Shit guys! (When I say/think that, I always think it in a French accent, along the lines of, “Sheet guyzzz!”) I just finished my last tutorial/lab for the year. And I’m finished grading their papers (same day!). And I won’t see them again.
WHAT AM I GOING TO DO?
Here’s the problem. In order to avoid thinking – ie. panicking, worrying, planning, plotting, rethinking, stewing, ruminating, evaluating… – I fill up my days with as much as possible. I take on as many possible jobs as I can. I enjoy them all, but I am fairly certain that the real pleasure I derive from doing so much is being busy for the sake of being busy itself. It validates me. I get things done. I am accomplished! With a blob of ketchup on top: I don’t have time to think about things.
I literally run around so much that I often do not have time to think. I fly about the kitchen in the morning to make lunch and breakfast at the same time, speed out the door stuffing items into my backpack, and run for the bus nearly every day. In the unlikely event that I have time to simply sit, I should be doing something. I ought to be working on x, y or z, not just dillydallying.

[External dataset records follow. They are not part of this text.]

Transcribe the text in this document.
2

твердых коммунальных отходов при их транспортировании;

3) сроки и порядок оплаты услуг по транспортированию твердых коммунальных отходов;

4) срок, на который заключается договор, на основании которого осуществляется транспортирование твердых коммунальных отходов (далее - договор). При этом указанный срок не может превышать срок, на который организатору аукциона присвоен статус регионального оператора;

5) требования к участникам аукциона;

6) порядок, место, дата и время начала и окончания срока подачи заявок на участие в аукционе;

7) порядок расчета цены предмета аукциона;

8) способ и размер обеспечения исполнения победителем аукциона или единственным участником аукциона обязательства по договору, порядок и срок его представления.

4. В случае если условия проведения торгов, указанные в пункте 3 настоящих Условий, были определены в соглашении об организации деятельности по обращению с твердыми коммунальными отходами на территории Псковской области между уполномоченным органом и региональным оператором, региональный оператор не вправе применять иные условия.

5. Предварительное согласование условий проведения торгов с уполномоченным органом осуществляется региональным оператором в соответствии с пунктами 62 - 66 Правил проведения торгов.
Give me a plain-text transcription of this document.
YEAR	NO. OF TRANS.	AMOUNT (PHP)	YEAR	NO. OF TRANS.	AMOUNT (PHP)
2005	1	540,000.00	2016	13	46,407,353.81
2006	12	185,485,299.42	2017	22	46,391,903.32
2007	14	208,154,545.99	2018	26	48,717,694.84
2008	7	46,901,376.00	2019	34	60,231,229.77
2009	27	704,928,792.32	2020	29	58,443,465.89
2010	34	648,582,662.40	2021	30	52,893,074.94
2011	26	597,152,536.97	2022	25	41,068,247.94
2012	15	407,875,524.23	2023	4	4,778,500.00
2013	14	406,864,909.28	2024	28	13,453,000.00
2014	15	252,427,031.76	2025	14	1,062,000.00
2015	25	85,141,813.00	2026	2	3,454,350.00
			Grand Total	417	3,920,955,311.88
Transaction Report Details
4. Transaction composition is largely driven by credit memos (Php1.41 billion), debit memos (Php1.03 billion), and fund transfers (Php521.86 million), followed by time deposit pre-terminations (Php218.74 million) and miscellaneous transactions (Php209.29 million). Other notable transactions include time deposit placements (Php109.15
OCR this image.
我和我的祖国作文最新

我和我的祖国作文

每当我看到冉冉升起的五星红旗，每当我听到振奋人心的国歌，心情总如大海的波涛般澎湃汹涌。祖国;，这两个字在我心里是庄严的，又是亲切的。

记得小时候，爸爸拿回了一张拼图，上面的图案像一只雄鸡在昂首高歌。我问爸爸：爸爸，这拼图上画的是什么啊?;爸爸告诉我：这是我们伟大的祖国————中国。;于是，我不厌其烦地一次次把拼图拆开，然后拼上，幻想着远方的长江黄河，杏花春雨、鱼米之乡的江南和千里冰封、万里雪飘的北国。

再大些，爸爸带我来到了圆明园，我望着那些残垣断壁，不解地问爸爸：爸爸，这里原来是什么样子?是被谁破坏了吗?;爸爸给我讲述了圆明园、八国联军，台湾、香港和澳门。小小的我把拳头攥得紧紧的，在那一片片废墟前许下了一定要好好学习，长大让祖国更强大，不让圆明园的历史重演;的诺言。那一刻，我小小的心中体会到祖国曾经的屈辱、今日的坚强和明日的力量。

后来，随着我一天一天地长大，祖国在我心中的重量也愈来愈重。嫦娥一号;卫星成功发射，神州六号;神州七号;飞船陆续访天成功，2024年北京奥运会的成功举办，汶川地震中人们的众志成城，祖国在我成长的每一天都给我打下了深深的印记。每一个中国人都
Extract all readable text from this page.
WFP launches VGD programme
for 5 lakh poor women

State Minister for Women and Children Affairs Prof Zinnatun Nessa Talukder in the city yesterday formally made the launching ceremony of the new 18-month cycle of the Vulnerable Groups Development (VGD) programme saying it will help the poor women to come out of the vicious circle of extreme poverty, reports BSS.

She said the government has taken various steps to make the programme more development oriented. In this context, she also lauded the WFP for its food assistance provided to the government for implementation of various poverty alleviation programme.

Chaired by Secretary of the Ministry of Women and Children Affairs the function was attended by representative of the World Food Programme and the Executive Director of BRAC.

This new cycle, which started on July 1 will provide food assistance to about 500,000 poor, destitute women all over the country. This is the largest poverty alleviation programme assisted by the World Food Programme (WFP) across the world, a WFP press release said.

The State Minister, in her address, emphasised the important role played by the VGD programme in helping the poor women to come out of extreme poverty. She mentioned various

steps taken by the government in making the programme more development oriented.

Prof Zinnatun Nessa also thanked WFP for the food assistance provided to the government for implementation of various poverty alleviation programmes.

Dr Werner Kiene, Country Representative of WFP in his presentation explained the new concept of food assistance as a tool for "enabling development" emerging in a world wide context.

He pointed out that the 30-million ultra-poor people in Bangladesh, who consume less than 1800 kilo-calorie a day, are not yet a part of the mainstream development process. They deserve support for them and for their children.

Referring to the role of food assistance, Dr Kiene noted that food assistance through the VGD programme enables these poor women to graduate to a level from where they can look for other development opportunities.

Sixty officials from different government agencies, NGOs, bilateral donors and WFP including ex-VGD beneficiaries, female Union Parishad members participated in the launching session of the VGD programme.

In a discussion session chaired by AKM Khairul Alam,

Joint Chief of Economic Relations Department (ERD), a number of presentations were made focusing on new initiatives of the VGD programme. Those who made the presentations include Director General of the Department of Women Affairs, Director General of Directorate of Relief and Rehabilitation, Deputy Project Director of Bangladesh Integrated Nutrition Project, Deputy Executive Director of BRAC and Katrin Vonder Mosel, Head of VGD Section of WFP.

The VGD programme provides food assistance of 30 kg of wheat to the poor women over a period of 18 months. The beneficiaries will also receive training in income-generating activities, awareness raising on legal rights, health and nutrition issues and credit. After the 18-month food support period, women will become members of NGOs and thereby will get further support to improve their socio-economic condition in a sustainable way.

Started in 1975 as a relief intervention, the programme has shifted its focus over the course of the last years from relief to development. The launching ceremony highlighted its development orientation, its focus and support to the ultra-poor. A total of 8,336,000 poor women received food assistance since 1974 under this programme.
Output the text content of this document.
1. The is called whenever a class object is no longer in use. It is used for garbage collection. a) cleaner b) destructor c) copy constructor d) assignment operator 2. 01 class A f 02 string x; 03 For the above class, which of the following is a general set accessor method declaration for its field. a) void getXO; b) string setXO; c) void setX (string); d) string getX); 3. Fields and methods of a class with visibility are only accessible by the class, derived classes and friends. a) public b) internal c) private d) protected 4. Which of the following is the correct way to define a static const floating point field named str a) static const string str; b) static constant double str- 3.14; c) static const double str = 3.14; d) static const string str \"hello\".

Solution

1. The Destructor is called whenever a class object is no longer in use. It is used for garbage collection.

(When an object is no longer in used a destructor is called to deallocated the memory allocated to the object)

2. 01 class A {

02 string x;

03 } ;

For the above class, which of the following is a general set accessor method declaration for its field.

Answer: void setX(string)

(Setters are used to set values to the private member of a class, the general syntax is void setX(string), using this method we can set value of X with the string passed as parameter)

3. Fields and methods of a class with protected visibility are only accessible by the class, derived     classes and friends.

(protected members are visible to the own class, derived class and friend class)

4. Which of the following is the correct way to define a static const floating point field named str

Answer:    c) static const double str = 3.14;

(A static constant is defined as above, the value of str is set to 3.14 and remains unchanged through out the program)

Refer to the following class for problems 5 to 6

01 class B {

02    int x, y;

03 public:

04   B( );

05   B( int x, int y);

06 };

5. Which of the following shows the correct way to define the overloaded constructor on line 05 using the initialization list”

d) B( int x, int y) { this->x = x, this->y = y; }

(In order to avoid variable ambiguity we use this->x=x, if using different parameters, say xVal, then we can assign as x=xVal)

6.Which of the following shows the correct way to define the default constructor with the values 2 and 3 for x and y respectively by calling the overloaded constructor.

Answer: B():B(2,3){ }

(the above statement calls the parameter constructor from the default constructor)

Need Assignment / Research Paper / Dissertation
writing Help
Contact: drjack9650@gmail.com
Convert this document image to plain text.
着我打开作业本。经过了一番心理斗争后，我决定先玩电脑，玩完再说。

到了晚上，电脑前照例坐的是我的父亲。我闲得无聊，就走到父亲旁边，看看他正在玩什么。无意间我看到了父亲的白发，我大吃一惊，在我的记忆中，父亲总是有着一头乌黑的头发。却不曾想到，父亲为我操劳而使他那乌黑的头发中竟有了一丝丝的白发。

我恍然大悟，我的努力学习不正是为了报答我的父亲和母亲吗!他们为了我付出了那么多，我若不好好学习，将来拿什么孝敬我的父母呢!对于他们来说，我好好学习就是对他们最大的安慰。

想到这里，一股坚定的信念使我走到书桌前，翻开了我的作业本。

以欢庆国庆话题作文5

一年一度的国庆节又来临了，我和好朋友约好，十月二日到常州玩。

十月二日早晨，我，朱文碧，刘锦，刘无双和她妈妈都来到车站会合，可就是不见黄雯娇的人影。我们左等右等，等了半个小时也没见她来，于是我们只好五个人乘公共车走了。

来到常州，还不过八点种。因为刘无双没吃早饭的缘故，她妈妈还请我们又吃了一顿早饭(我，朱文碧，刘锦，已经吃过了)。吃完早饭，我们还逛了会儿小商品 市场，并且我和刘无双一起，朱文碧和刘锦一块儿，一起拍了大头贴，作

I have come to rely on this state of frenzy. I always have something to do, something to turn to. I rarely need to listen to my mind and deal with myself. I can put myself aside and escape from the endless debate in my head. I also spend a great deal of time feeling guilty for not having finished enough, or having taken a moment to read web comics or the news instead of working. I need to be occupied to feel relief.
When I was little, being the ruthless organizer that I was and am, I absolutely adored planning my birthday parties. I frequently wanted to plan my brother’s, but that never turned out well. There were themes, with suitable activities, and time slots for doing each thing. I think I forgot or abandoned the plans once the day started, but it always felt absolutely necessary to have a plan, and it was so much fun to create. But once the day was over, I was in trouble.
At the end of the party, one by one my friends would leave. The house would be empty. There was nothing left to do (my parents spoiled me by cleaning up while we played). I’d end up staring out the front door, watching the street. We had a wood door, plus a glass door on the outside. I’d sit on the carpet with the wood door open and put my nose against the glass. It was usually starting to be spring, and there were early leaves and flowers, but it was still cold outside. The hallway spoke of solitude. Late afternoon sun might be highlighting the grey carpet or the brass doorbell. The hallway was silent, like the end of a novel.
Thus began several hours of uncertainty. It was that kind of fling-yourself-on-the-sofa moaning feeling, empty and uninspired. You are bored and desperately want to do something, but every suggestion is tedious, ordinary and even more boring than being bored. There’s a word for this feeling in German: langweilig.
I’m not sure how I got over that hump at the time. Maybe it was like sadness: you never really stop feeling it but you stop noticing it. You stop questioning it because the question isn’t interesting anymore. I still have this problem now.
Which brings me to today. I am in a funk. Funk funk funk. Humpherdarumph. I’m in my office, lacking closure, lacking motivation, generally sleepy, and feeling guilty for not doing something productive. This is a dangerous state of mind. I have a tendency to:
A) Be guilty and depressed. My listlessness will degrade into eating, cleaning and subsequently more guilt.
B) Commit to several new projects I cannot handle.
C) And/or desperately seek reassurance from the nearest soul that I am still a worthwhile human being.
I don’t think my students have any idea that this could be happening to their TA. I never had any idea. Maybe that tough nut TA was in fact about to turn into a slump of frustrated and project-less mush. Much like me right now.
I need an action plan. Ok, plan one for week one – when I feel this state, I will not continue to sit on it. I will get up and walk outside, and consider from there what music I can practice.